Generated key (format, content stripped)

This is what I copy over to Jenkins.

-----BEGIN RSA PRIVATE KEY-----
Proc-Type: 4,ENCRYPTED
DEK-Info: AES-128-CBC,518C612F99A868<somecharsremoved>09C9A6047E20

sDqB0yOas0sf4dJRLvb8IxyOvoIwr8Ls3uMbugwTOJ/
(...)
MuZyUzWXnhUaWgnXJlTLhnmXiJ9XgUClYftQpP4RZw9Ult/dje5XD81RmwwhuxUV
-----END RSA PRIVATE KEY-----

---

sshd_config (removing all comments)

PATH=/usr/local/sbin:/usr/local/bin:/usr/sbin:/usr/bin:/sbin:/bin:/usr/games
Include /etc/ssh/sshd_config.d/*.conf
Port <port>
# This used to be `ChallengeResponseAuthentication no` but I assume no issues.
KbdInteractiveAuthentication no
UsePAM yes
X11Forwarding yes
PrintMotd no
AcceptEnv LANG LC_*
Subsystem       sftp    /usr/lib/openssh/sftp-server
PasswordAuthentication yes

Answer 1

My guess that your system is now running OpenSSH 8.8 or newer because this release disables RSA signatures using the SHA-1 hash algorithm by default. This means that any SSH keys generated using this algorithm will no longer be accepted.

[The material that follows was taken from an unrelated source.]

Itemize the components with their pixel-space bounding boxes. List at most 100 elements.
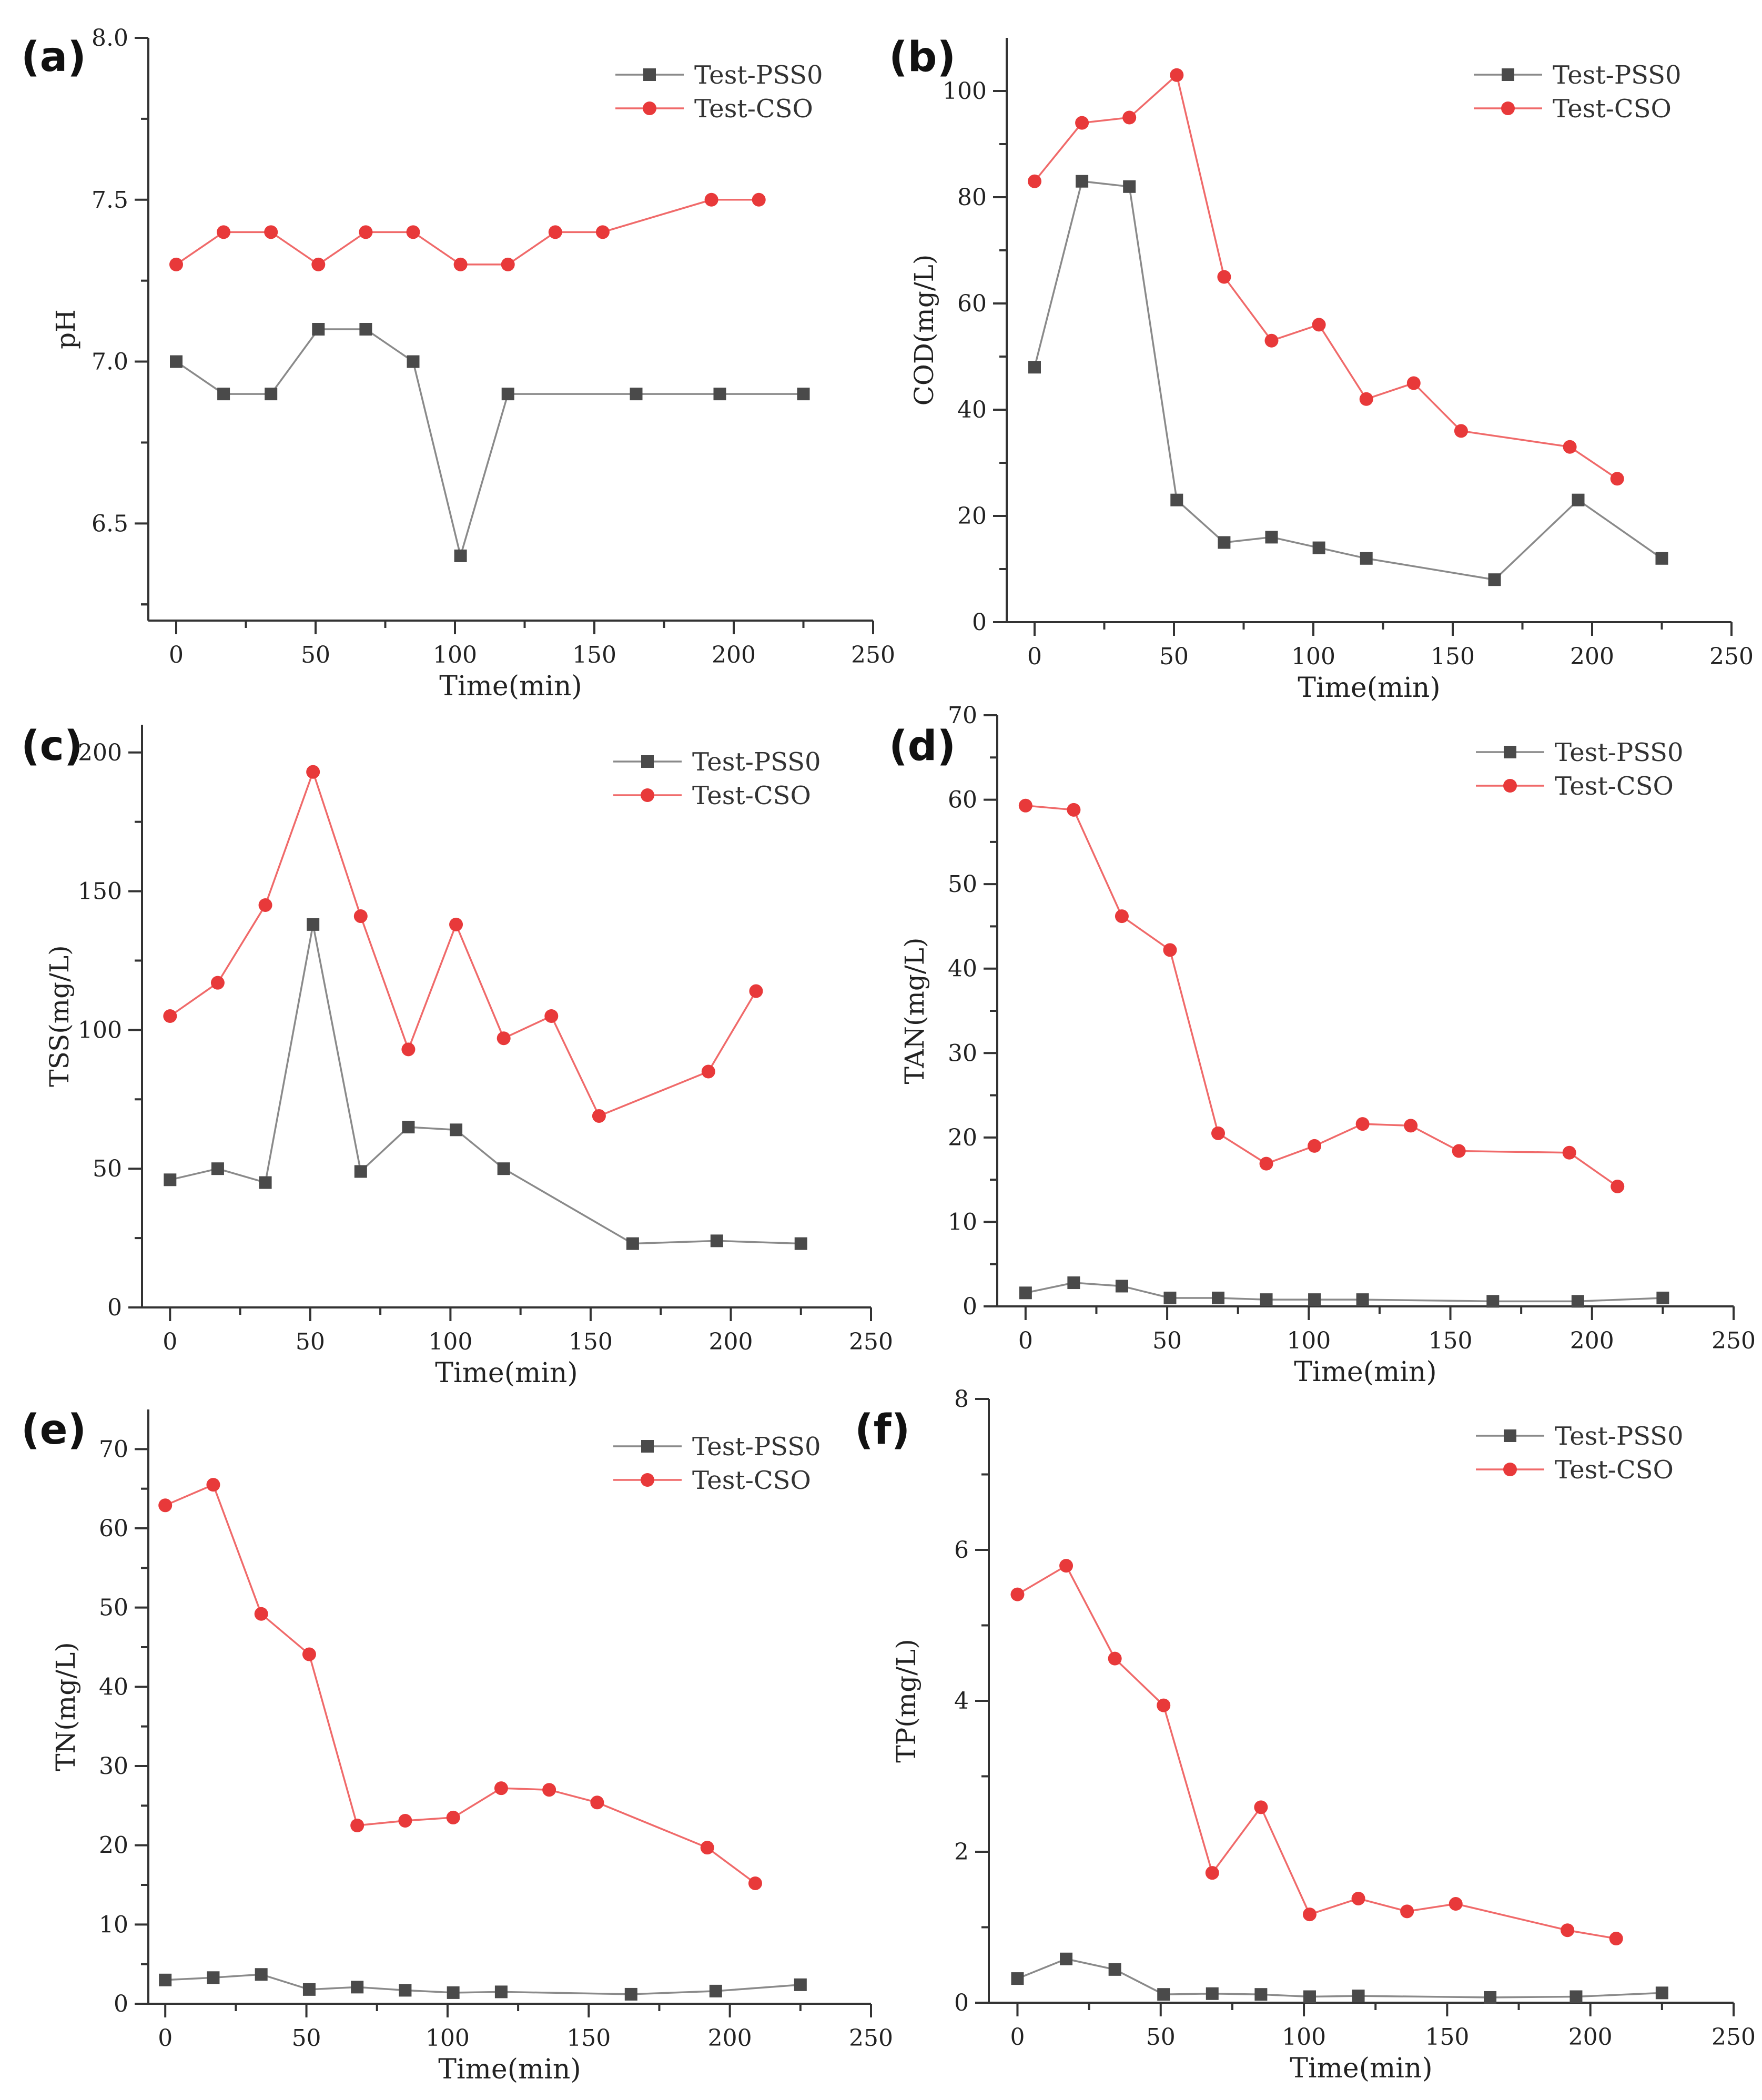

Incompatibility is more likely when connecting to older SSH implementations that have not been upgraded or have not closely tracked improvements in the SSH protocol. For these cases, it may be necessary to selectively re-enable RSA/SHA1 to allow connection and/or user authentication via the HostkeyAlgorithms and PubkeyAcceptedAlgorithms options. For example, the following stanza in ~/.ssh/config will enable RSA/SHA1 for host and user authentication for a single destination host:

Host old-host
    HostkeyAlgorithms +ssh-rsa
    PubkeyAcceptedAlgorithms +ssh-rsa

Although this may work, this is a workaround, rather than a solution. There is a very good security reason why OpenSSH disabled ssh-rsa. The solution is to use the ed25519 key (ssh-keygen -t ed25519 ... ) and keep OpenSSH up-to-date on your servers.